RNASeq_similarity_matrix: visually identify sample mix-ups in RNASeq data using a 'genomic' sequence similarity matrix

Bioinformatics. 2019 Nov 26:btz821. doi: 10.1093/bioinformatics/btz821. Online ahead of print.

Abstract

Motivation: Mistakes in linking a patient's biological samples with their phenotype data can confound RNA-Seq studies. The current method for avoiding such sample mixups is to test for inconsistencies between biological data and known phenotype data such as sex. However, in DNA studies a common QC step is to check for unexpected relatedness between samples. Here, we extend this method to RNA-Seq, which allows the detection of duplicated samples without relying on identifying inconsistencies with phenotype data.

Summary: We present RNASeq_similarity_matrix: an automated tool to generate a sequence similarity matrix from RNA-Seq data, which can be used to visually identify sample mix-ups.
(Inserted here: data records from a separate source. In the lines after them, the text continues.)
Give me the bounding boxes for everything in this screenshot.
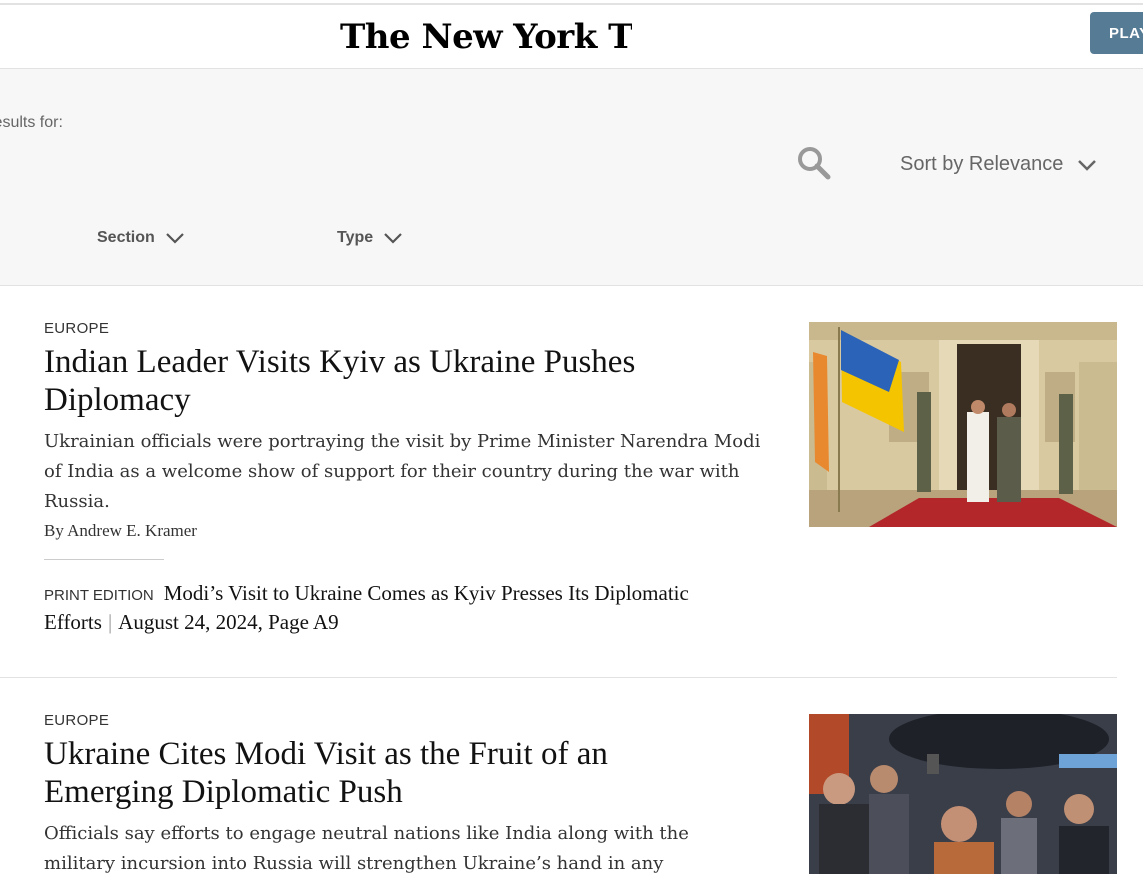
- divider: [44, 559, 164, 560]
- sort-dropdown[interactable]: Sort by Relevance: [900, 153, 1097, 176]
- article-headline[interactable]: Ukraine Cites Modi Visit as the Fruit of…: [44, 735, 744, 811]
- print-edition: PRINT EDITION Modi’s Visit to Ukraine Com…: [44, 580, 744, 635]
- chevron-down-icon: [166, 233, 184, 244]
- chevron-down-icon: [1078, 159, 1097, 171]
- chevron-down-icon: [384, 233, 402, 244]
- section-filter-label: Section: [97, 229, 155, 246]
- result-divider: [0, 677, 1117, 678]
- search-icon[interactable]: [796, 145, 832, 181]
- sort-label: Sort by Relevance: [900, 153, 1064, 175]
- results-label: Results for:: [0, 114, 63, 131]
- play-button[interactable]: PLAY: [1090, 12, 1143, 54]
- article-image[interactable]: [809, 322, 1117, 527]
- type-filter-label: Type: [337, 229, 374, 246]
- separator: |: [107, 610, 113, 634]
- search-panel: Results for: Sort by Relevance Section T…: [0, 69, 1143, 286]
- print-edition-label: PRINT EDITION: [44, 587, 154, 604]
- section-filter[interactable]: Section: [97, 229, 185, 247]
- type-filter[interactable]: Type: [337, 229, 403, 247]
- article-headline[interactable]: Indian Leader Visits Kyiv as Ukraine Pus…: [44, 343, 744, 419]
- print-date: August 24, 2024, Page A9: [118, 610, 339, 634]
- article-summary: Officials say efforts to engage neutral …: [44, 823, 689, 874]
- nyt-logo[interactable]: The New York Times: [340, 15, 632, 59]
- article-summary: Ukrainian officials were portraying the …: [44, 431, 761, 512]
- masthead: The New York Times PLAY: [0, 5, 1143, 69]
- article-image[interactable]: [809, 714, 1117, 874]
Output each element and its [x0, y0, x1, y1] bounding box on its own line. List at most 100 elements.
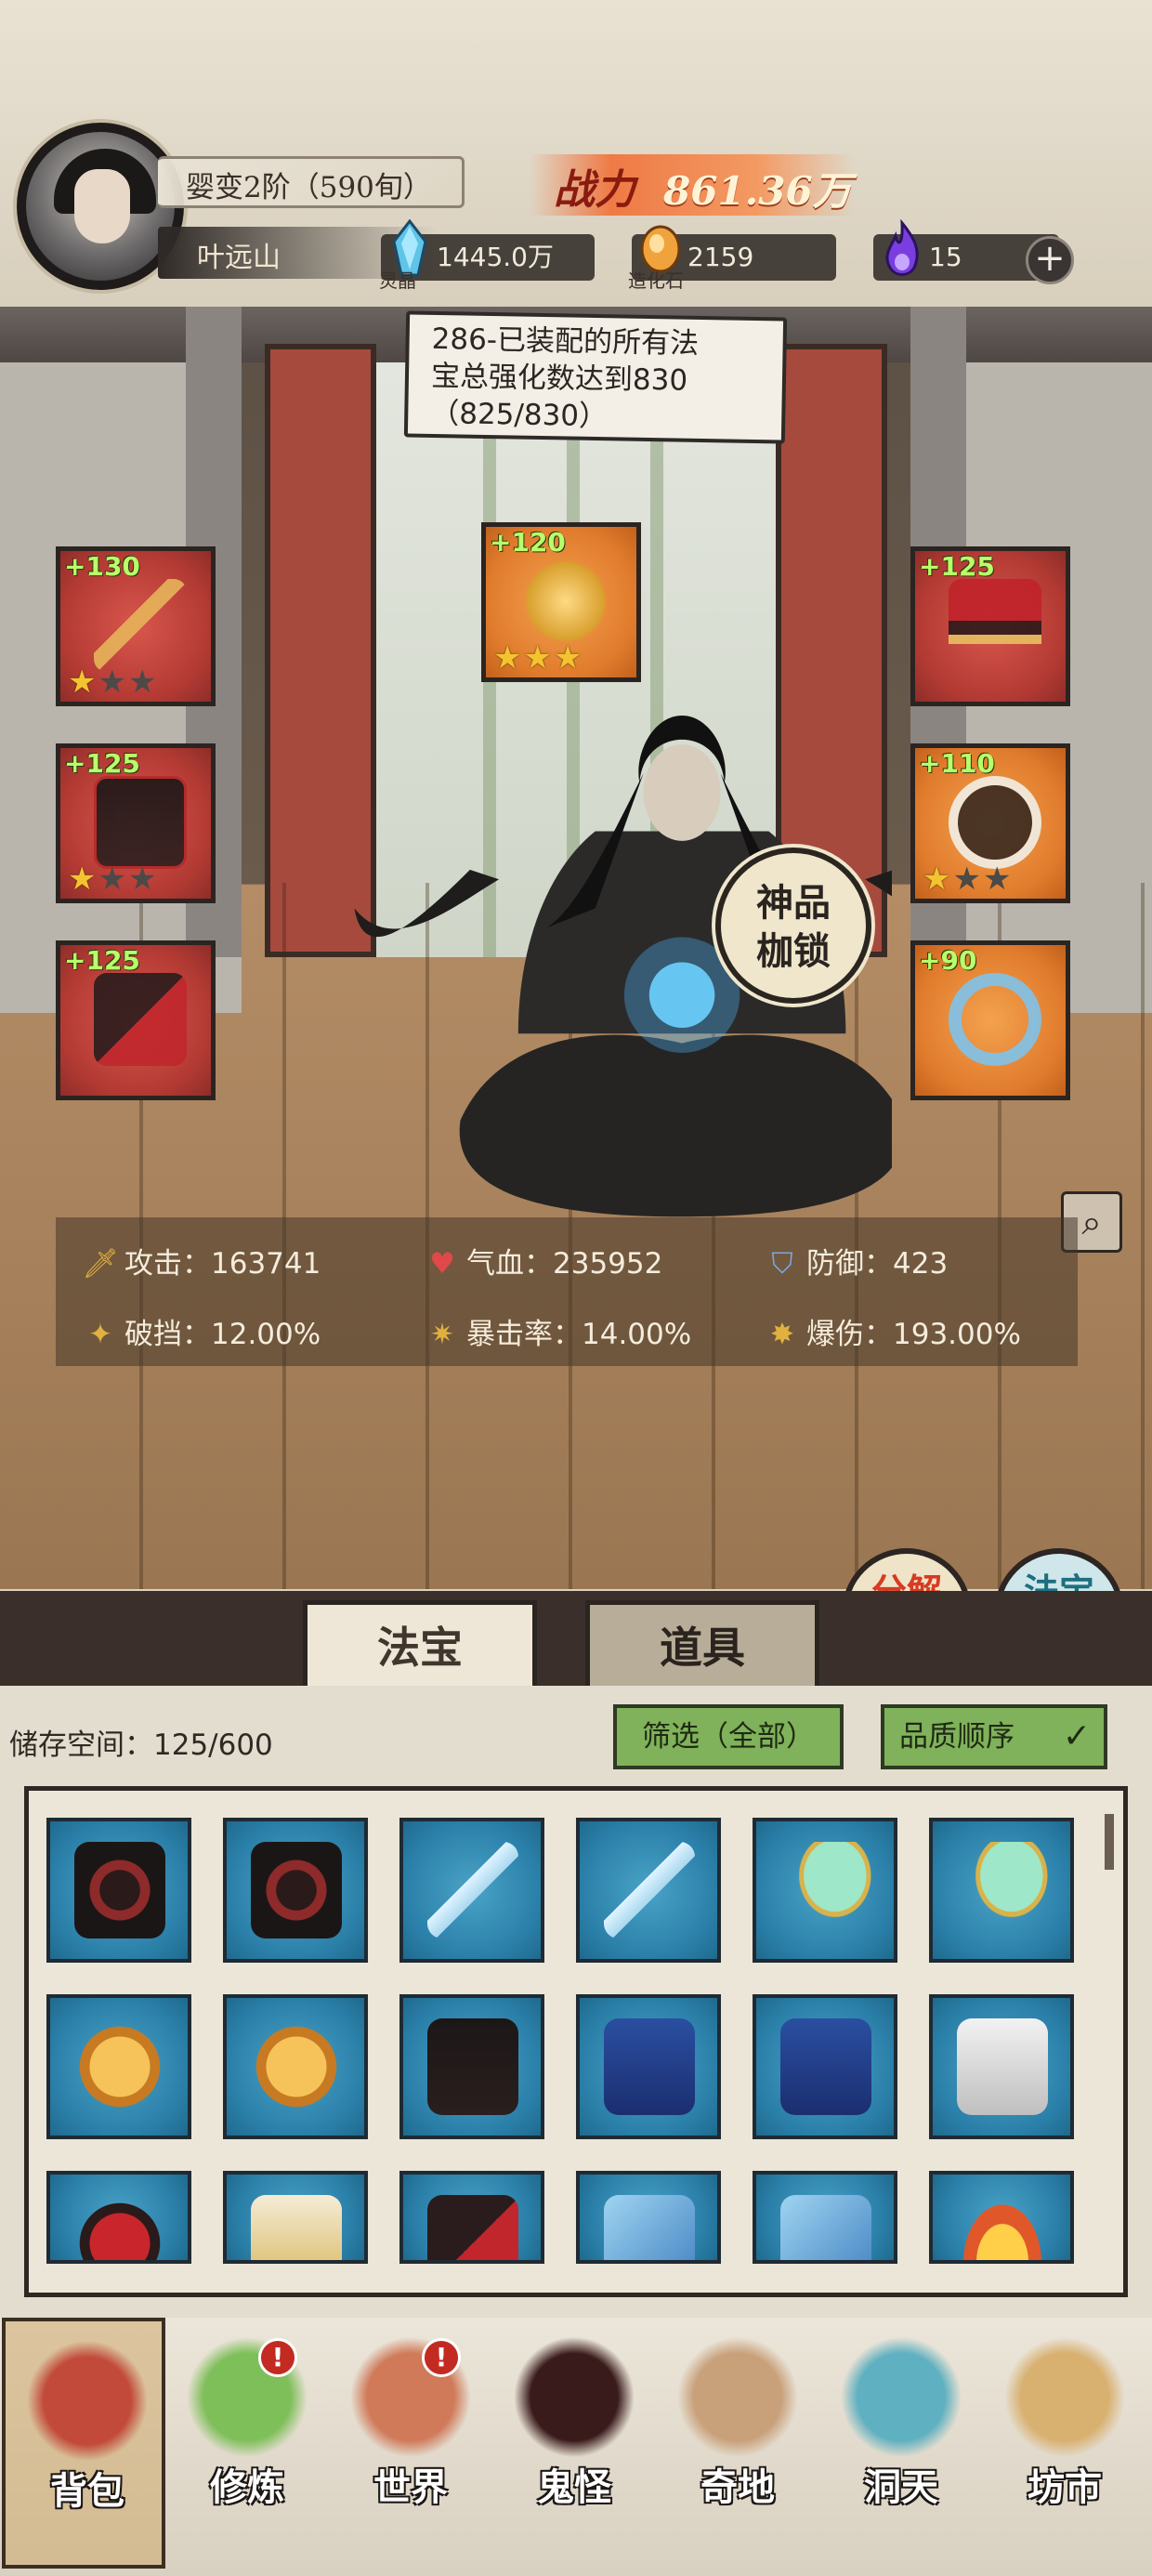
equip-level: +130	[64, 551, 140, 582]
nav-ghost-egg[interactable]: 鬼怪	[492, 2318, 656, 2569]
blue-robe-icon	[780, 2018, 871, 2115]
nav-cave-heaven[interactable]: 洞天	[819, 2318, 983, 2569]
tab-items[interactable]: 道具	[585, 1600, 819, 1686]
ghost-egg-icon	[515, 2334, 634, 2474]
stat-hp: ♥ 气血：235952	[424, 1240, 662, 1281]
golden-armor-icon	[74, 2018, 165, 2115]
inventory-slot[interactable]	[223, 2171, 368, 2264]
blue-dragon-icon	[780, 2195, 871, 2260]
nav-label: 世界	[373, 2465, 448, 2509]
nav-cultivation-flower[interactable]: 修炼!	[165, 2318, 329, 2569]
inventory-slot[interactable]	[46, 2171, 191, 2264]
inventory-slot[interactable]	[929, 1818, 1074, 1963]
player-realm: 婴变2阶（590旬）	[186, 171, 432, 204]
red-armor-icon	[427, 2195, 518, 2260]
inventory-slot[interactable]	[399, 2171, 544, 2264]
inventory-slot[interactable]	[223, 1994, 368, 2139]
nav-world-scroll[interactable]: 世界!	[329, 2318, 492, 2569]
blue-dragon-icon	[604, 2195, 695, 2260]
equip-level: +125	[64, 945, 140, 976]
spirit-crystal-value: 1445.0万	[437, 242, 554, 272]
creation-stone-value: 2159	[687, 242, 754, 272]
sword-icon: 🗡	[82, 1247, 119, 1281]
inventory-slot[interactable]	[576, 1994, 721, 2139]
inventory-slot[interactable]	[929, 2171, 1074, 2264]
stat-hp-text: 气血：235952	[466, 1247, 663, 1281]
robe-icon	[94, 776, 187, 869]
golden-cloud-icon	[519, 555, 612, 648]
nav-backpack[interactable]: 背包	[2, 2318, 165, 2569]
inventory-slot[interactable]	[576, 1818, 721, 1963]
inventory-slot[interactable]	[399, 1994, 544, 2139]
inventory-slot[interactable]	[399, 1818, 544, 1963]
inventory-slot[interactable]	[576, 2171, 721, 2264]
crystal-sword-icon	[427, 1842, 518, 1939]
cave-heaven-icon	[842, 2334, 961, 2474]
purple-flame-value: 15	[929, 242, 962, 272]
nav-label: 背包	[50, 2469, 124, 2513]
stat-crit-rate: ✷ 暴击率：14.00%	[424, 1310, 691, 1352]
nav-label: 坊市	[1028, 2465, 1102, 2509]
stat-attack-text: 攻击：163741	[124, 1247, 321, 1281]
badge-line-2: 枷锁	[756, 929, 831, 973]
inventory-slot[interactable]	[753, 1994, 897, 2139]
equip-slot-treasure[interactable]: +120 ★★★	[481, 522, 641, 682]
quest-line-1: 286-已装配的所有法	[431, 322, 700, 361]
crit-damage-icon: ✸	[770, 1318, 794, 1351]
quest-note[interactable]: 286-已装配的所有法 宝总强化数达到830 （825/830）	[403, 310, 788, 444]
inventory-slot[interactable]	[46, 1994, 191, 2139]
divine-shackle-badge[interactable]: 神品 枷锁	[715, 848, 871, 1004]
equip-level: +120	[490, 527, 566, 558]
dark-gear-wheel-icon	[74, 1842, 165, 1939]
white-armor-icon	[251, 2195, 342, 2260]
storage-capacity: 储存空间：125/600	[9, 1728, 273, 1762]
inventory-slot[interactable]	[929, 1994, 1074, 2139]
equip-level: +110	[919, 748, 995, 779]
nav-wonder-land[interactable]: 奇地	[656, 2318, 819, 2569]
equip-stars: ★★★	[923, 861, 1014, 898]
wonder-land-icon	[678, 2334, 797, 2474]
market-icon	[1005, 2334, 1124, 2474]
filter-button[interactable]: 筛选（全部）	[613, 1704, 844, 1769]
equip-stars: ★★★	[493, 639, 584, 677]
sort-button[interactable]: 品质顺序 ✓	[881, 1704, 1107, 1769]
inventory-slot[interactable]	[46, 1818, 191, 1963]
equip-slot-pendant[interactable]: +110 ★★★	[910, 743, 1070, 903]
jade-fan-icon	[957, 1842, 1048, 1939]
equip-slot-boots[interactable]: +125	[56, 940, 216, 1100]
alert-badge-icon: !	[422, 2338, 461, 2377]
nav-label: 鬼怪	[537, 2465, 611, 2509]
add-resource-button[interactable]: +	[1026, 236, 1074, 284]
equip-slot-armor[interactable]: +125 ★★★	[56, 743, 216, 903]
crit-icon: ✷	[430, 1318, 454, 1351]
nav-label: 修炼	[210, 2465, 284, 2509]
alert-badge-icon: !	[258, 2338, 297, 2377]
stat-crit-damage: ✸ 爆伤：193.00%	[764, 1310, 1021, 1352]
inventory-slot[interactable]	[753, 1818, 897, 1963]
quest-line-3: （825/830）	[429, 396, 609, 434]
chevron-down-icon: ✓	[1062, 1717, 1091, 1755]
combat-power-label: 战力	[554, 166, 635, 214]
creation-stone-label: 造化石	[628, 269, 684, 292]
badge-line-1: 神品	[756, 881, 831, 925]
tab-strip	[0, 1591, 1152, 1688]
equip-stars: ★★★	[68, 861, 159, 898]
combat-power-value: 861.36万	[663, 168, 852, 214]
crown-icon	[949, 579, 1041, 672]
equip-slot-weapon[interactable]: +130 ★★★	[56, 546, 216, 706]
boots-icon	[94, 973, 187, 1066]
top-status-bar: 婴变2阶（590旬） 叶远山 战力 861.36万 1445.0万 2159 1…	[0, 0, 1152, 307]
stat-crit-rate-text: 暴击率：14.00%	[466, 1318, 692, 1351]
staff-icon	[94, 579, 187, 672]
equip-slot-crown[interactable]: +125	[910, 546, 1070, 706]
inventory-scrollbar[interactable]	[1105, 1814, 1114, 1870]
tab-treasure[interactable]: 法宝	[303, 1600, 537, 1686]
equip-stars: ★★★	[68, 664, 159, 701]
backpack-icon	[28, 2338, 147, 2477]
equip-slot-ring[interactable]: +90	[910, 940, 1070, 1100]
inventory-slot[interactable]	[753, 2171, 897, 2264]
inventory-slot[interactable]	[223, 1818, 368, 1963]
pendant-icon	[949, 776, 1041, 869]
white-robe-icon	[957, 2018, 1048, 2115]
nav-market[interactable]: 坊市	[983, 2318, 1146, 2569]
This is particularly useful when a study contains multiple samples from the same individual, but can also detect contamination in studies with only one sample per individual.

Availability: RNASeq_similarity_matrix has been made available as a documented GPL licensed Docker image on www.github.com/nicokist/RNASeq_similarity_matrix.

Supplementary information: Supplementary data are available at Bioinformatics online.